The buying of these companies led to Shah’s poor performance in 2011, but this year’s rebound has seen him climb back above his peer group in the performance tables. With returns of 11.03 per cent in 2012, Fidelity Special Situations is only 2.94 per cent short of regaining all of the losses it sustained in 2011.
Performance of fund since Shah took over vs sector and benchmark

Source: FE Analytics
The manager thinks the rally in the equity markets is set to endure for at least the medium-term.
"Everything I see suggests that a significant market sell-off is unlikely in the short-term; all sentiment points to a continued improvement for equities," he explained.
"I don’t think the markets will go up in a straight line, I’d take a correction as a reason to add to my holdings, rather than as an end to the rally."
Although many of Shah’s stock-picks have gained more than 20 per cent during the current calendar year, the manager says the likes of Lloyds, Pearson and BSkyB aren’t even close to fair value.
"We entered 2012 with extreme pessimism, and market conditions have clearly improved; however, I still think there is a lot further to go before we see a normalisation of valuations in unloved areas," he said.
"We haven’t really changed the portfolio at all this year."
He says banks, financial services and certain insurance companies are particularly attractive areas in the current climate.
"With price-to-book valuations where they are, these areas are a good place to stock-pick at the moment," he said.
"Lloyds was a big devaluation to our performance in 2011, but we actually increased our holding during the course of the year."
His comments follow those of Thames River’s Gary Potter, who says stock-pickers have been out of vogue for too long, and will see a resurgence in 2012.
According to FE Analytics data, Lloyds has rallied by 32.35 per cent this year. However, Shah believes a share price of 35p still represents a terrific opportunity, indicating that he values the company at 60p, and 33p in a worst-case scenario.
"The likes of Lloyds are on less than 0.6 times price-to-book; until they are trading on 1.2 or 1.3 times, I wouldn’t consider cutting my exposure," he added.
Lloyds is one of Shah’s top-10 holdings, accounting for 3 per cent of assets under management (AUM).

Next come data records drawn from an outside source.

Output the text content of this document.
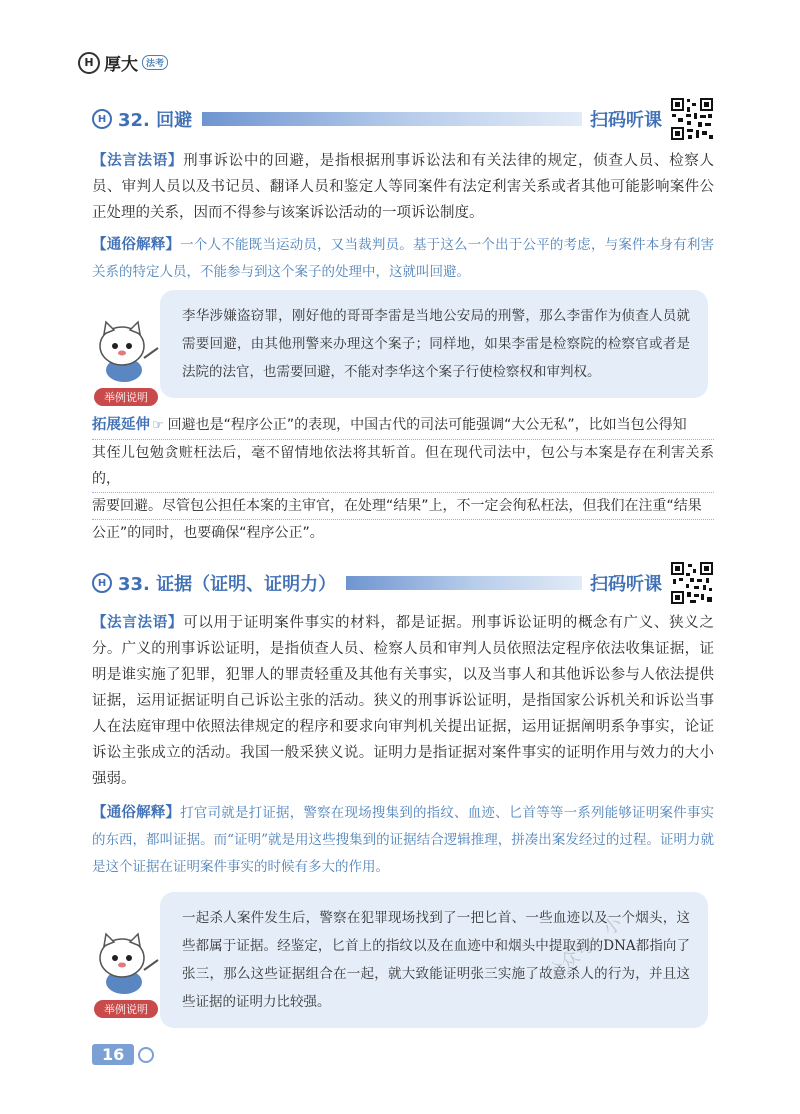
H 厚大 法考
H 32. 回避	扫码听课
【法言法语】刑事诉讼中的回避，是指根据刑事诉讼法和有关法律的规定，侦查人员、检察人员、审判人员以及书记员、翻译人员和鉴定人等同案件有法定利害关系或者其他可能影响案件公正处理的关系，因而不得参与该案诉讼活动的一项诉讼制度。
【通俗解释】一个人不能既当运动员，又当裁判员。基于这么一个出于公平的考虑，与案件本身有利害关系的特定人员，不能参与到这个案子的处理中，这就叫回避。
举例说明
李华涉嫌盗窃罪，刚好他的哥哥李雷是当地公安局的刑警，那么李雷作为侦查人员就需要回避，由其他刑警来办理这个案子；同样地，如果李雷是检察院的检察官或者是法院的法官，也需要回避，不能对李华这个案子行使检察权和审判权。
拓展延伸 ☞ 回避也是“程序公正”的表现，中国古代的司法可能强调“大公无私”，比如当包公得知
其侄儿包勉贪赃枉法后，毫不留情地依法将其斩首。但在现代司法中，包公与本案是存在利害关系的，
需要回避。尽管包公担任本案的主审官，在处理“结果”上，不一定会徇私枉法，但我们在注重“结果
公正”的同时，也要确保“程序公正”。
H 33. 证据（证明、证明力）	扫码听课
【法言法语】可以用于证明案件事实的材料，都是证据。刑事诉讼证明的概念有广义、狭义之分。广义的刑事诉讼证明，是指侦查人员、检察人员和审判人员依照法定程序依法收集证据，证明是谁实施了犯罪，犯罪人的罪责轻重及其他有关事实，以及当事人和其他诉讼参与人依法提供证据，运用证据证明自己诉讼主张的活动。狭义的刑事诉讼证明，是指国家公诉机关和诉讼当事人在法庭审理中依照法律规定的程序和要求向审判机关提出证据，运用证据阐明系争事实，论证诉讼主张成立的活动。我国一般采狭义说。证明力是指证据对案件事实的证明作用与效力的大小强弱。
【通俗解释】打官司就是打证据，警察在现场搜集到的指纹、血迹、匕首等等一系列能够证明案件事实的东西，都叫证据。而“证明”就是用这些搜集到的证据结合逻辑推理，拼凑出案发经过的过程。证明力就是这个证据在证明案件事实的时候有多大的作用。
举例说明
一起杀人案件发生后，警察在犯罪现场找到了一把匕首、一些血迹以及一个烟头，这些都属于证据。经鉴定，匕首上的指纹以及在血迹中和烟头中提取到的DNA都指向了张三，那么这些证据组合在一起，就大致能证明张三实施了故意杀人的行为，并且这些证据的证明力比较强。
公众号：小
16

The manager also points to attractive valuations in the unloved media and general retail sectors, although he is underweight commodities and consumer staples such as tobacco.
Performance of fund under Bolton vs sector and benchmark

Source: FE Analytics
Shah had an extremely hard act to follow in Bolton; according to FE data, Fidelity Special Situations returned 876.17 per cent in the 20 years to the star manager’s departure, which is more than twice as much as the FTSE All Share.
In spite of this relative underperformance, Gary Shaughnessy, UK managing director of Fidelity, says he has every faith that Shah will deliver in the long-term.
"Since we give our managers a great deal of freedom, we recognise the need to take action when things aren’t working," he commented. "That said, we are absolutely comfortable with Sanjeev’s performance. He’s been very clear in his investment style."
"He is by definition a contrarian investor, so there are always going to be times that he’s going to underperform the market. However through up-and-down markets in the long-term, we are confident he will succeed."